"Oh seperti itu" ucapku sambil tersenyum, karena tak tahu akan bertanya apa lagi.
Fahmi dan Farhan keluar dari ruangan psikolog. Ibu itu terlihat sangat kaget. Aku penasaran sebenarnya kenapa harus kaget.
"Sebentar" ucap ibu itu.
"Apa kalian masih ingat aku?" tanya ibu itu ke Farhan dan Fahmi.
"Siapa nama anak-anak itu dek?" tanya ibu itu kepadaku.
"Yang ini Fahmi, yang ini Farhan" jawabku.
Farhan langsung bersembunyi di belakangku.
"Fahmi? Farhan?" ucapku.
"Dia ibu jahat, dia yang membuang Fahmi waktu kecil kak.

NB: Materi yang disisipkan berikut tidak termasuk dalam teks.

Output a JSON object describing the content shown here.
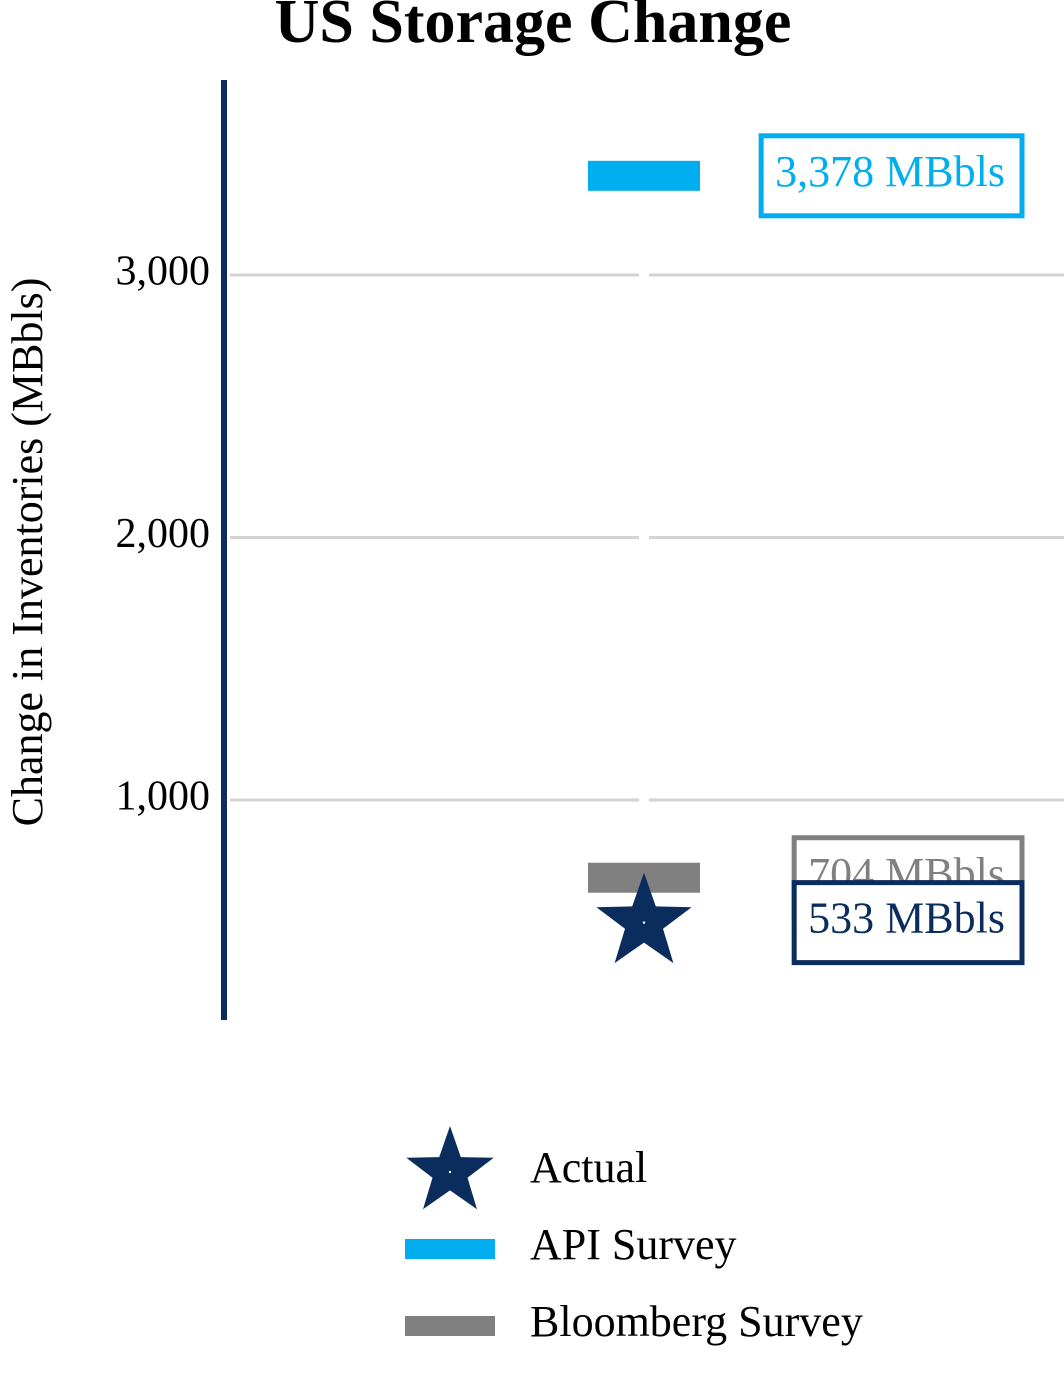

Dulu ketika ayah masih ada dia sering datang ke rumah kami dengan gaya sombongnya. Aku benci kak" ucap Farhan.
"Iya maafkan aku nak, semenjak kepergian ayah Farhan aku terus mencari keberadaan kalian namun tak menghasilkan apa pun. Karena kalian sudah pindah rumah" ucap ibu itu.
"Dulu aku menyesal ingin membawa Fahmi pulang lagi ke rumah. Sekarang aku merasakan karma bagaimana di abaikan anak tercinta. Mungkin ini yang harus aku terima karena sudah menelantarkanmu nak" ucap ibu sambil menangis.
"Itu memang kesalahan kami, kami tak ingin mempunyai anak yang di vonis akan mengalami keterlambatan bicara. Itu akan merusak reputasiku di dunia bisnis" ucap bapak itu.